Very important discussion!!!!

Like you, I would not convict on eyewitness testimony. I don't think it should be used except perhaps in limited ways -- as when the person is known to the victim and even then there can be various problems.

One point no one has discussed today is twins having the same DNA. I've become more and more concerned about that: There have been a couple of cases that I read of in the last twenty years that have that -- the eyewitnesses did see someone who looked exactly like the guy, a twin the guy didn't know existed. I had an interesting experience in that regard -- saw an old boyfriend up close at the library microfilm, went over and said hi. Guy kind of cringed (as in who is this strange woman?) -- clearly is not old boyfriend (who is always VERY, VERY happy to see me) from his behavior. I am convinced from three spottings of this guy, all at a library, that this old boyfriend has a twin who doesn't know he exists and vice versa. (I asked him wasn't he John Doe and he said he had never heard of John Doe so they aren't known cousins either. They wore the same style glasses, favored the same slacks and shoes and yet the expressions were not the same as my old friend is gregarious and this guy was hesitant around strangers.

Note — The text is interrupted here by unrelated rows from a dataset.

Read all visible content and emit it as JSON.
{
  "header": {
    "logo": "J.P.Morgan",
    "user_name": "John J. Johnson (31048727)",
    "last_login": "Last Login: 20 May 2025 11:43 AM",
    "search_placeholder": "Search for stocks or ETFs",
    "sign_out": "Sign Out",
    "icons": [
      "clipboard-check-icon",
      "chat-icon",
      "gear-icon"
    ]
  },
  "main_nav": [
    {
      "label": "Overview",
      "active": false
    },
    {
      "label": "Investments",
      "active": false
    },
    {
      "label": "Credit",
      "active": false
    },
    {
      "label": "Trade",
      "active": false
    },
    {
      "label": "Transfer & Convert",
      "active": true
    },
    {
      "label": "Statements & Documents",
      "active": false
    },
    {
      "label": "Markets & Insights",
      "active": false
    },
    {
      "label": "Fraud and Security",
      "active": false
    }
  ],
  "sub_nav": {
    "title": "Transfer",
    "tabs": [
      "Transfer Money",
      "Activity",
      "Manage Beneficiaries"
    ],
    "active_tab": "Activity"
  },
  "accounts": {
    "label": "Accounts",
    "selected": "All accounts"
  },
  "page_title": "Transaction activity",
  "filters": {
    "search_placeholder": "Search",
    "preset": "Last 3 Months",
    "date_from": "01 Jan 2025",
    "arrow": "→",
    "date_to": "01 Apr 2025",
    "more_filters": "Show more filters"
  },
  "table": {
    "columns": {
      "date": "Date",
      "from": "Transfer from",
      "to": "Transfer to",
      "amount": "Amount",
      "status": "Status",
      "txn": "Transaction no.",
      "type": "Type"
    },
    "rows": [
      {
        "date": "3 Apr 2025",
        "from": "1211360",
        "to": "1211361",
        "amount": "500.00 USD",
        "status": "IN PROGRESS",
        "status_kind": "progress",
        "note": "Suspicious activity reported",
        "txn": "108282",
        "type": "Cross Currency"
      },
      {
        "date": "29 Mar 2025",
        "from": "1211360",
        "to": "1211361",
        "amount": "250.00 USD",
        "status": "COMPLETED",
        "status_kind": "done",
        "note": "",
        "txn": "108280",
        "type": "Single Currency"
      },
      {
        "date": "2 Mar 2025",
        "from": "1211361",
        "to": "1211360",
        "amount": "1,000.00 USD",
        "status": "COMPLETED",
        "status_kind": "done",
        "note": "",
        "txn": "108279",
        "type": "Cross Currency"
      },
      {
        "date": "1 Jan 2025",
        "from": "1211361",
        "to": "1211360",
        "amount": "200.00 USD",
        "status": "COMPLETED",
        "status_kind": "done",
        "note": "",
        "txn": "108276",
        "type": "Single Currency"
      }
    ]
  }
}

I am not convinced that many of these prosecutors are sincerely thinking guilt -- too many do not care, just want the notches on their belts. Examples include the one in Northeastern Ohio that jailed a neigbor guy (uncle of victim) for years when the actual perp had been let out of jail for the same style rape-child murder the previous day and moved in next door. The prosecutor, Sharon name-leaves-my-head, was belligerently in the way of blocking proving the truth. Guy's ex worked to solve it and eventually did. Also the prosecutors in the Tankleff case (not the first wrongful conviction in that particular Long Island, NY county). These prosecutors who will not run DNA to prove facts are I have become to realize criminals themselves, just wanting their notches and must start being treated as criminals for our legal system to work. (I know there are many hardworking D.A.s and errors will happen, but there are many who are clearly up to no good. I mean you can't read nonfiction and exoneration cases without realizing that.)

Again, thanks for raising this discussion. I had not read this particular book yet. I own one of Elizabeth Loftus's books that I think everyone should own, also Pendergrast's book on false memory. I think everyone needs to own some of these books and mull over how we can make our system better.